ロジクトロンは、2025年10月21日、近畿大学、近大アシストが主催する医療資材のドローン輸送実証実験に協力企業として参画した。

 実証実験は全行程を自動航行で行い、予定していたポイントに荷下ろしすることに成功した。

写真:荷物を吊り下げて飛行するドローン

 この実証は、医療資材の自動輸送の社会実装に向けた検証を目的としており、技術的課題の検証もあわせて実施した。

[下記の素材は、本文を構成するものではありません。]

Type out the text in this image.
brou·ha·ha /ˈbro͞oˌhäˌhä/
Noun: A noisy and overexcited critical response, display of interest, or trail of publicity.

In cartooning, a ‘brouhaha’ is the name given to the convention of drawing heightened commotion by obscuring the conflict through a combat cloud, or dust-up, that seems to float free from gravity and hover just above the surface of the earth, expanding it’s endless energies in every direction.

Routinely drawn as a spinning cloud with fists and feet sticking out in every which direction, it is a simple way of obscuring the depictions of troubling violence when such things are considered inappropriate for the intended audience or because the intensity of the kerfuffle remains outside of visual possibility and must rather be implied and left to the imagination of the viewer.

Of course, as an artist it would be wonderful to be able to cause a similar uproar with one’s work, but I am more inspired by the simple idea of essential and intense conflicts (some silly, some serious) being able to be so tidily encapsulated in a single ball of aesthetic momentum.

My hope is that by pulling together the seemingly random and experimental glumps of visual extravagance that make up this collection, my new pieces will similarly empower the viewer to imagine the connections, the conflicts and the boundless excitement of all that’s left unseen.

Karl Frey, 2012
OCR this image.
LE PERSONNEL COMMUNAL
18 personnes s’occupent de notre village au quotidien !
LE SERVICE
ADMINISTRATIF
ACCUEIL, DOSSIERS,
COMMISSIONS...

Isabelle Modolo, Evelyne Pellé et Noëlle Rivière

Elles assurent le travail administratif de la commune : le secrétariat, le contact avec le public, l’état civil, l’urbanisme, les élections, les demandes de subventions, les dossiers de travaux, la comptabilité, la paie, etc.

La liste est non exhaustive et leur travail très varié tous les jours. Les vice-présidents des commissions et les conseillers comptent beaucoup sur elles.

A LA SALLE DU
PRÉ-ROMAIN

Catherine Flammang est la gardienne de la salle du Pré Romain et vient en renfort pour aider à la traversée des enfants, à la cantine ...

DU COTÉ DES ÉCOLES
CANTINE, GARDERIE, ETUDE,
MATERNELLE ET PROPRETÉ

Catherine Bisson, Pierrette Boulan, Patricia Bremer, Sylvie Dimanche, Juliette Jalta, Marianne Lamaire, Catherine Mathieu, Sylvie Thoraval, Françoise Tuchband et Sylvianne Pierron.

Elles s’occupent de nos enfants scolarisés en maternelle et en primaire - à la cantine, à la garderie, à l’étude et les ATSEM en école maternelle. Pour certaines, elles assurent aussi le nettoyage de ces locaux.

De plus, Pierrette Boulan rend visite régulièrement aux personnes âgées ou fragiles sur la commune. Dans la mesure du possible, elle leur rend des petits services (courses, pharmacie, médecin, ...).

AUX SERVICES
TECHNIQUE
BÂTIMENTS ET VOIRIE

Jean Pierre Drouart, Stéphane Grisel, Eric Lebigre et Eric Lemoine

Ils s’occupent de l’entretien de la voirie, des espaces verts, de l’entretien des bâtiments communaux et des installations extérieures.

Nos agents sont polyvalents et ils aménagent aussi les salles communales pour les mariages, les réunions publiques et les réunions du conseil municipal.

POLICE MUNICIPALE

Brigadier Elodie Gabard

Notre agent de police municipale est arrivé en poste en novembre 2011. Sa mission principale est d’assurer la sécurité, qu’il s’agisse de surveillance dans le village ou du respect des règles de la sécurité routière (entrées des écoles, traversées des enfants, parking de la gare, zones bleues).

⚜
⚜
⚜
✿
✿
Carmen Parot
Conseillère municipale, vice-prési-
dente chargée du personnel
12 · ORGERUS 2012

1. 医療資材の自動運搬に関する検証(実証の主目的)

  • 倉庫から病院などの医療機関へ医療資材を無人で輸送する将来的な運用モデルの構築。
  • 医療資材(ガーゼ、輸血セット等)13.6kg(ワイヤー等の吊り具を除く)を実際に輸送し、離陸から荷下ろしまでの一連の流れを検証。
写真:3つの段ボールに収められた輸送物資
ガーゼや輸液セットなどの医療資材

2. フォトグラメトリーによる3D空間を用いた自動航行ルート設計(技術検証)

  • 写真測量技術で生成した高精度3D空間をもとに航路を作成。
  • 既存の建築物・高圧線などの障害物を避けながら安全なルートを設計できるかを検証。
  • 建物の高さ情報をもとに、屋上上空でのホバリングおよび荷下ろしを精度高く行えるかを確認。
写真:建物周辺に設定された自動航行ルート
写真測量技術で生成した3D空間上で自動航行ルートを設定

3. LTE通信が届かない環境下でのドローン運用可否に関する検証(技術目的)

  • 災害時を想定し、LTE通信が不安定または圏外の状況で遠隔操作がどこまで可能かを検証。
  • 通常は離陸地点と荷下ろし地点の双方にオペレーターが必要だが、ワンオペ(単独オペレーター)で荷下ろしまで完了可能であることを確認。
写真:荷物を吊り下げて飛行するドローン
近畿大学東大阪キャンパス上空を飛ぶドローン

 これらの複合的な目的のもと、医療資材輸送に適した自動化技術と、災害時の通信途絶を前提とした実運用モデルの両面から検証を行った。

実施概要

 実証実験では、写真測量技術で生成した3Dマップをもとに自動航行ルートを設計し、離陸から荷下ろしまでの一連の輸送を検証した。通常は、離陸地点と荷下ろし地点それぞれにオペレーターを配置する必要があるが、今回の実験により、LTEが届かない環境でもワンオペレーションで荷下ろしを完了できることを実証した。これにより、災害時など現地オペレーターの派遣が困難な状況下でも物資を届けることができる運用モデルの可能性を確認できた。

実施日時2025年10月21日(火)
実施場所近畿大学 東大阪キャンパス
主催近畿大学、近大アシスト
協力ミヤマエ、ロジクトロン

【使用機体スペック】

機体名DJI FlyCart 30
最大積載重量30kg(デュアルバッテリー運用時)
最大飛行距離16km
最高速度20m/s(約72km/h)
最大飛行時間最大18分(標準モード時)
通信方式O3映像伝送/LTEバックアップ対応
機能ウインチ荷下ろし機構/冗長通信切替機構/障害物検知センサー/フェールセーフ自動帰還/防塵防水(IP55)
実験の様子をまとめた動画レポート(株式会社ロジクトロンYouTubeチャンネル)


 この実証の結果を受け、今後はDID(人口集中地区)外での長距離飛行実証を段階的に実施し、倉庫から病院まで約8kmの自動輸送の実現を目指す。また、レベル3.5飛行の活用も視野に入れ、災害時や医療物資の緊急輸送など大型ドローン活用を推進するとしている。